As long as the mind of humanity at-large enjoys the state of animal innocence, our societies will reflect the laws of the jungle.
The maturation of Awarness can set one at odds with the old world brain of which it is the flower. It is never a good idea to set oneself in an adversary position to nature, for the self tires and nature does not.
The awakening of Pristine Awareness which I refer to as Enlightenment does just this: in the same manner as a light coming on in a previously dark room, the cave lair of the latent contents of the unconscious mind is flooded with awareness. The archaic superstructure of the personality is clearly revealed to be the mechanical prod to behavior which it is, and it is not uncommon that the emerging Self is uncomfortable with what it has found. Thomas Aquinas (died 1274) in his later years regretted the suffering he wreaked upon "Brother Mule" in his early struggles with his own humanity.
In the same way as a dedicated archaeologist methodically and respectfully proceeds with a dig, one must reverently catalogue and repurpose the discovered energies of the antique genetic imperatives which are the soil of our being.
I suppose one way of looking at is: new growth through cultivation rather than "slash and burn."
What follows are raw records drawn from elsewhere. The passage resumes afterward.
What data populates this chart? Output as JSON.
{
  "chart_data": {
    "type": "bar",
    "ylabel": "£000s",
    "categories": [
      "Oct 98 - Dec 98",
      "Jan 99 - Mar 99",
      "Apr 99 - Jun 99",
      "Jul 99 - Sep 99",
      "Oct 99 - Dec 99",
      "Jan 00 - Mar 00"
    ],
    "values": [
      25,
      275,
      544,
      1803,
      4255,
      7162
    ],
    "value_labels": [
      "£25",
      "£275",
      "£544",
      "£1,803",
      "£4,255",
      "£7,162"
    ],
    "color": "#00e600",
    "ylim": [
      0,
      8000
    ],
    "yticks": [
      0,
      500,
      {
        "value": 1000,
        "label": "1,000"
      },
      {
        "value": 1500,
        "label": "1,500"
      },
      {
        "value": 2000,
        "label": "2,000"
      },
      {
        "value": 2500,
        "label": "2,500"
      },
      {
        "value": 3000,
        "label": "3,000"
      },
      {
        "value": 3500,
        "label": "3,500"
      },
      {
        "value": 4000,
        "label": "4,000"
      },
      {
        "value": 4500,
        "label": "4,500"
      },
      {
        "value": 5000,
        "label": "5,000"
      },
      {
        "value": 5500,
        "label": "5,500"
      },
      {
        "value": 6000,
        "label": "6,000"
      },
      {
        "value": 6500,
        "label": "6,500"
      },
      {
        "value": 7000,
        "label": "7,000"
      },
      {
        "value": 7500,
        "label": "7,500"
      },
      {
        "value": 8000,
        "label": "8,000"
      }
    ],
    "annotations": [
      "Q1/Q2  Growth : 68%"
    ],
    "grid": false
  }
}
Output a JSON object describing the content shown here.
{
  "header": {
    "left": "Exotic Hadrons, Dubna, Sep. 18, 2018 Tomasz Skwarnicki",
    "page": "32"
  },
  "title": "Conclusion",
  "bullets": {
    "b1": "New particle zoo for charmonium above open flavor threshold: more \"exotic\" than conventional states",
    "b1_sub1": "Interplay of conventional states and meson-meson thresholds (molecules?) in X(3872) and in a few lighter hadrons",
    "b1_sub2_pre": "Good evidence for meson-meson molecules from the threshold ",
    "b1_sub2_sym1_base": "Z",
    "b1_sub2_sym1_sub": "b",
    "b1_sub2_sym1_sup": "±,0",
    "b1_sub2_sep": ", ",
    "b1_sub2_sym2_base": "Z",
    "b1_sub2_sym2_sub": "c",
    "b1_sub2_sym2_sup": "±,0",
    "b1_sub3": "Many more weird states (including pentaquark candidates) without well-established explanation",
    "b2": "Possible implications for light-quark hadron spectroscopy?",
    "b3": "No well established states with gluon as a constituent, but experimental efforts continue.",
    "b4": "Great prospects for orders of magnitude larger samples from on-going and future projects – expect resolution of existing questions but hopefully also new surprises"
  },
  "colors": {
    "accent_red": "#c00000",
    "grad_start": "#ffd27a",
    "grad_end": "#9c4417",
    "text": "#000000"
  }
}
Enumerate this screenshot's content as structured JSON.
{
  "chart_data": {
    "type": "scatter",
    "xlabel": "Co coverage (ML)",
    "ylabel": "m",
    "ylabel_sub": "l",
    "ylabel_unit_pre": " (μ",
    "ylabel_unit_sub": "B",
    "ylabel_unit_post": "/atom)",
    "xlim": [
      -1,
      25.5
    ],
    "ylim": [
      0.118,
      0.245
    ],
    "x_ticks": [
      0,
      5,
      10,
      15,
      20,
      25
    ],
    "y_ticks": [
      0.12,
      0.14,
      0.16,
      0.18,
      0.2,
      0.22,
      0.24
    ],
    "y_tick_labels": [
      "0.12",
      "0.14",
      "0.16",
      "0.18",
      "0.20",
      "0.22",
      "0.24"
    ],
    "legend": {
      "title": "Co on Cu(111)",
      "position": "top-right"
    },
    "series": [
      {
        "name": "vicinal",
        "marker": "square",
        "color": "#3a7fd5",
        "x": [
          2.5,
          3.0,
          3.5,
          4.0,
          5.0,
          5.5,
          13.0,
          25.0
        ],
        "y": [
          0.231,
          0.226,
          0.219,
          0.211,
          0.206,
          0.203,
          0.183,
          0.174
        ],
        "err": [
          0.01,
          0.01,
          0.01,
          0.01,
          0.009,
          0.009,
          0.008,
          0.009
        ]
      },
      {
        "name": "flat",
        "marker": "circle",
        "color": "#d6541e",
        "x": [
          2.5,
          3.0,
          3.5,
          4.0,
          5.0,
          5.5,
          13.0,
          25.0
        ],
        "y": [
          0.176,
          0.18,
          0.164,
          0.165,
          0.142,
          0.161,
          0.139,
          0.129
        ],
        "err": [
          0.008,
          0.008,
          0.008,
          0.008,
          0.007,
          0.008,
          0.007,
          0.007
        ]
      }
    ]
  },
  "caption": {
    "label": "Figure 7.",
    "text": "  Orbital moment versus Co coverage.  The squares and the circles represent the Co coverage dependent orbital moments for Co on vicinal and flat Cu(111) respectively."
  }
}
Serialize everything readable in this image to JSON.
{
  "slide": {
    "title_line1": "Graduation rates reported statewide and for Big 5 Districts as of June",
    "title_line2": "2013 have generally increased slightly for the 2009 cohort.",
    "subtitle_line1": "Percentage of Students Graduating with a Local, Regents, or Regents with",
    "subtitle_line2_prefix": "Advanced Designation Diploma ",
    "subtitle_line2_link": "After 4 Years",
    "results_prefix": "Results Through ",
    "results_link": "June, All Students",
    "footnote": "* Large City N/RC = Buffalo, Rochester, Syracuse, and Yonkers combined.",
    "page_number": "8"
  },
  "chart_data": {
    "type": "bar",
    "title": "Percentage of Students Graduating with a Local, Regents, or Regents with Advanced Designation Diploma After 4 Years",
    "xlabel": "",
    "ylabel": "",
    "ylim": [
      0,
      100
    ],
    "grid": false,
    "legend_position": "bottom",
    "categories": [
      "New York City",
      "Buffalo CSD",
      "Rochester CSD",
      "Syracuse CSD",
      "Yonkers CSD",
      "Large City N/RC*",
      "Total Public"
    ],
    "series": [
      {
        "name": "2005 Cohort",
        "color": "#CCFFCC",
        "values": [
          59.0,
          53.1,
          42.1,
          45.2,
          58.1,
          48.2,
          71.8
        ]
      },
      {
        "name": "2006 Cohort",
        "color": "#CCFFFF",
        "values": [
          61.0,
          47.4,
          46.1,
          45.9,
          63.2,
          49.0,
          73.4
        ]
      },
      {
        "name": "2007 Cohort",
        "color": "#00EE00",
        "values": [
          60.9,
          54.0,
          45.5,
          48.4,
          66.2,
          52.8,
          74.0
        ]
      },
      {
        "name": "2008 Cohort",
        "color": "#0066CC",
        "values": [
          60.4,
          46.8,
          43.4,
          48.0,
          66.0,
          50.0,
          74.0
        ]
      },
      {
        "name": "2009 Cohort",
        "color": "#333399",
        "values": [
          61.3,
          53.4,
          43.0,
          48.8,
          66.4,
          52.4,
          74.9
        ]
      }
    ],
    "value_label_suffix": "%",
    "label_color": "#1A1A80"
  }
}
Within every living creature in the Universe there is a Citadel. And in every living creature this Citadel is surrounded by an ancient and vast city swarming with layers of commerce and political expediency. In most every living creature there is no silence in the Citadel before the insistent cacophony of the city's rhythms.
The Universe has, over a period of millions of years of trial and error, come up with an organism in which the Citadel can come to its senses as it were, and rule the city.